I saw this 'FLIR' waterproof thermal camera on an ad. I imagine there are a number of ways to utilize this form of imagery, aside from the obvious....

FLIR Ocean Scout TK Marine Thermal Handheld Camera | West Marine


----------



## Watchful (Apr 27, 2016)

I have had one of these for a few months, its pretty cool tech, pun intended.
Caterpillar flir phone


----------



## TallDude (Apr 27, 2016)

That is a serious phone.


----------



## table1349 (Apr 27, 2016)

FLIR and night vision are two different things.  
FLIR registers heat and can be used day or night to produce an image.  It works best at night due or on cloudy days when there is a greater heat signature range. 

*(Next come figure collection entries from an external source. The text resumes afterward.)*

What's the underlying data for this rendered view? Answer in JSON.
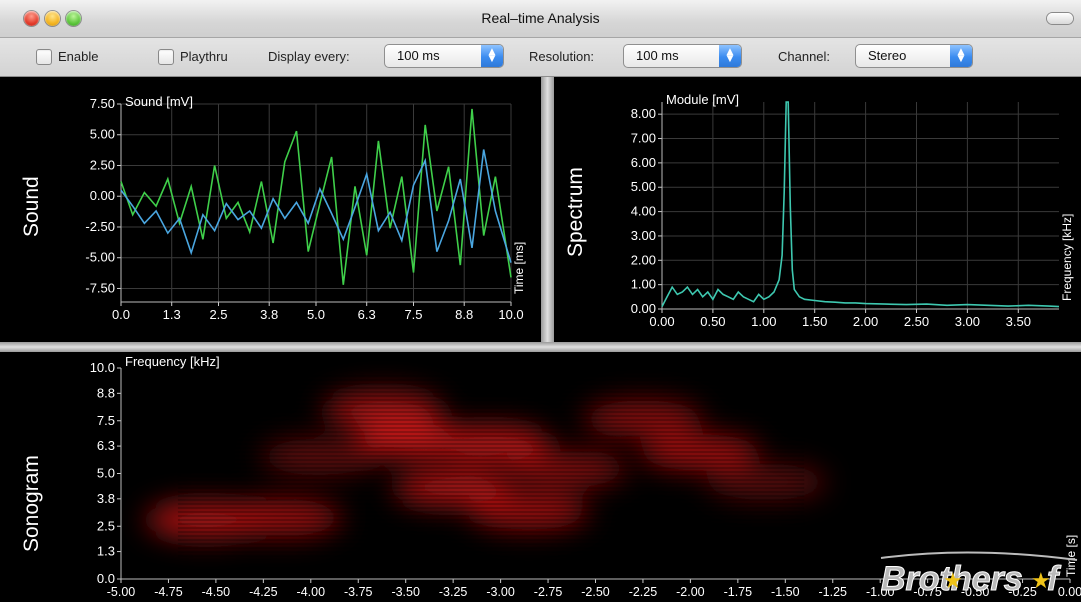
{
  "window": {
    "title": "Real–time Analysis"
  },
  "toolbar": {
    "enable_label": "Enable",
    "enable_checked": false,
    "playthru_label": "Playthru",
    "playthru_checked": false,
    "display_every_label": "Display every:",
    "display_every_value": "100 ms",
    "resolution_label": "Resolution:",
    "resolution_value": "100 ms",
    "channel_label": "Channel:",
    "channel_value": "Stereo"
  },
  "panes": {
    "sound": {
      "side_label": "Sound"
    },
    "spectrum": {
      "side_label": "Spectrum"
    },
    "sonogram": {
      "side_label": "Sonogram"
    }
  },
  "watermark": {
    "text": "Brothers",
    "tail": "f",
    "star_color": "#f0c419"
  },
  "colors": {
    "series_green": "#3fcf4a",
    "series_blue": "#4aa6e0",
    "spectrum_line": "#3ec8b0",
    "sonogram": "#c01414",
    "grid": "#3a3a3a"
  },
  "chart_data": [
    {
      "type": "line",
      "ylabel": "Sound [mV]",
      "xlabel": "Time [ms]",
      "x_ticks": [
        "0.0",
        "1.3",
        "2.5",
        "3.8",
        "5.0",
        "6.3",
        "7.5",
        "8.8",
        "10.0"
      ],
      "y_ticks": [
        "7.50",
        "5.00",
        "2.50",
        "0.00",
        "-2.50",
        "-5.00",
        "-7.50"
      ],
      "xlim": [
        0,
        10
      ],
      "ylim": [
        -8.6,
        7.5
      ],
      "grid": true,
      "series": [
        {
          "color": "#3fcf4a",
          "x": [
            0,
            0.3,
            0.6,
            0.9,
            1.2,
            1.5,
            1.8,
            2.1,
            2.4,
            2.7,
            3.0,
            3.3,
            3.6,
            3.9,
            4.2,
            4.5,
            4.8,
            5.1,
            5.4,
            5.7,
            6.0,
            6.3,
            6.6,
            6.9,
            7.2,
            7.5,
            7.8,
            8.1,
            8.4,
            8.7,
            9.0,
            9.3,
            9.6,
            10.0
          ],
          "y": [
            1.2,
            -1.5,
            0.3,
            -0.8,
            1.4,
            -2.2,
            0.8,
            -3.5,
            2.5,
            -1.8,
            -0.5,
            -2.9,
            1.2,
            -3.8,
            2.8,
            5.3,
            -4.5,
            -0.6,
            3.2,
            -7.2,
            0.8,
            -4.8,
            4.5,
            -2.6,
            1.6,
            -6.2,
            5.8,
            -1.2,
            2.4,
            -5.6,
            7.1,
            -3.2,
            1.6,
            -6.6
          ]
        },
        {
          "color": "#4aa6e0",
          "x": [
            0,
            0.3,
            0.6,
            0.9,
            1.2,
            1.5,
            1.8,
            2.1,
            2.4,
            2.7,
            3.0,
            3.3,
            3.6,
            3.9,
            4.2,
            4.5,
            4.8,
            5.1,
            5.4,
            5.7,
            6.0,
            6.3,
            6.6,
            6.9,
            7.2,
            7.5,
            7.8,
            8.1,
            8.4,
            8.7,
            9.0,
            9.3,
            9.6,
            10.0
          ],
          "y": [
            0.5,
            -0.8,
            -2.2,
            -1.2,
            -3.0,
            -1.8,
            -4.6,
            -1.5,
            -2.8,
            -0.6,
            -1.9,
            -1.2,
            -2.6,
            -0.2,
            -1.8,
            -0.5,
            -2.2,
            0.6,
            -1.4,
            -3.5,
            -0.9,
            1.8,
            -2.8,
            -1.3,
            -3.6,
            0.9,
            2.9,
            -4.5,
            -2.0,
            1.4,
            -4.2,
            3.8,
            -1.2,
            -5.4
          ]
        }
      ]
    },
    {
      "type": "line",
      "ylabel": "Module [mV]",
      "xlabel": "Frequency [kHz]",
      "x_ticks": [
        "0.00",
        "0.50",
        "1.00",
        "1.50",
        "2.00",
        "2.50",
        "3.00",
        "3.50"
      ],
      "y_ticks": [
        "8.00",
        "7.00",
        "6.00",
        "5.00",
        "4.00",
        "3.00",
        "2.00",
        "1.00",
        "0.00"
      ],
      "xlim": [
        0,
        3.9
      ],
      "ylim": [
        0,
        8.5
      ],
      "grid": true,
      "series": [
        {
          "color": "#3ec8b0",
          "x": [
            0.0,
            0.05,
            0.1,
            0.15,
            0.2,
            0.25,
            0.3,
            0.35,
            0.4,
            0.45,
            0.5,
            0.55,
            0.6,
            0.65,
            0.7,
            0.75,
            0.8,
            0.85,
            0.9,
            0.95,
            1.0,
            1.05,
            1.1,
            1.15,
            1.18,
            1.2,
            1.22,
            1.24,
            1.26,
            1.28,
            1.3,
            1.35,
            1.4,
            1.5,
            1.6,
            1.7,
            1.8,
            1.9,
            2.0,
            2.2,
            2.4,
            2.6,
            2.8,
            3.0,
            3.2,
            3.4,
            3.6,
            3.8,
            3.9
          ],
          "y": [
            0.1,
            0.5,
            0.9,
            0.6,
            0.7,
            0.9,
            0.6,
            0.8,
            0.5,
            0.7,
            0.4,
            0.8,
            0.6,
            0.5,
            0.4,
            0.7,
            0.5,
            0.4,
            0.3,
            0.6,
            0.4,
            0.5,
            0.7,
            1.2,
            2.2,
            4.8,
            8.6,
            8.6,
            4.2,
            1.6,
            0.8,
            0.5,
            0.4,
            0.35,
            0.3,
            0.28,
            0.25,
            0.25,
            0.22,
            0.2,
            0.18,
            0.2,
            0.15,
            0.18,
            0.15,
            0.12,
            0.15,
            0.12,
            0.1
          ]
        }
      ]
    },
    {
      "type": "heatmap",
      "ylabel": "Frequency [kHz]",
      "xlabel": "Time [s]",
      "x_ticks": [
        "-5.00",
        "-4.75",
        "-4.50",
        "-4.25",
        "-4.00",
        "-3.75",
        "-3.50",
        "-3.25",
        "-3.00",
        "-2.75",
        "-2.50",
        "-2.25",
        "-2.00",
        "-1.75",
        "-1.50",
        "-1.25",
        "-1.00",
        "-0.75",
        "-0.50",
        "-0.25",
        "0.00"
      ],
      "y_ticks": [
        "10.0",
        "8.8",
        "7.5",
        "6.3",
        "5.0",
        "3.8",
        "2.5",
        "1.3",
        "0.0"
      ],
      "xlim": [
        -5,
        0
      ],
      "ylim": [
        0,
        10
      ],
      "blobs": [
        {
          "t": -4.55,
          "f": 2.8,
          "intensity": 0.9
        },
        {
          "t": -4.15,
          "f": 2.9,
          "intensity": 0.8
        },
        {
          "t": -3.95,
          "f": 5.8,
          "intensity": 0.5
        },
        {
          "t": -3.62,
          "f": 8.0,
          "intensity": 0.85
        },
        {
          "t": -3.45,
          "f": 6.6,
          "intensity": 1.0
        },
        {
          "t": -3.25,
          "f": 4.3,
          "intensity": 0.9
        },
        {
          "t": -3.05,
          "f": 6.4,
          "intensity": 0.95
        },
        {
          "t": -2.85,
          "f": 3.2,
          "intensity": 0.8
        },
        {
          "t": -2.65,
          "f": 5.2,
          "intensity": 0.65
        },
        {
          "t": -2.25,
          "f": 7.6,
          "intensity": 0.7
        },
        {
          "t": -1.95,
          "f": 6.0,
          "intensity": 0.8
        },
        {
          "t": -1.6,
          "f": 4.6,
          "intensity": 0.45
        }
      ]
    }
  ]
}
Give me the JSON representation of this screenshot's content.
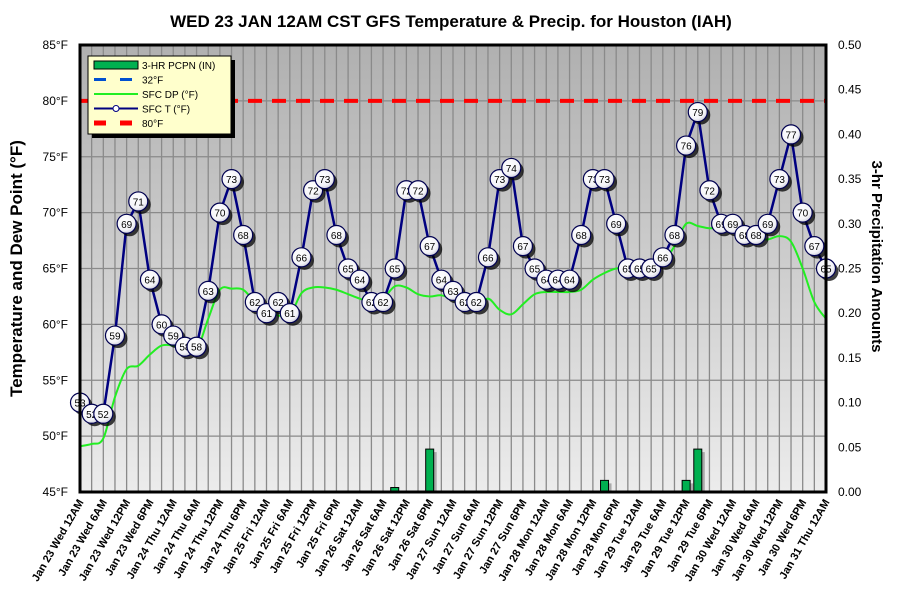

Night Vision amplifies existing light to give the opportunity to see in the dark.  The newest generation (Gen  V)  is startlingly clear but only available to the military and other government entities.  

At work we had both at work.  FLIR and Gen 4 Night Vision.  The FLIR was nice as it was unit mounted and you just looked at the screen to view your subject.  The Night Vision was best for direct subject viewing.  You can track a subject hidden by trees, bushes etc with FLIR.  

It is an interesting looking FLIR device.  I just wish they had included a few pictures showing the quality of the  images it produces.


----------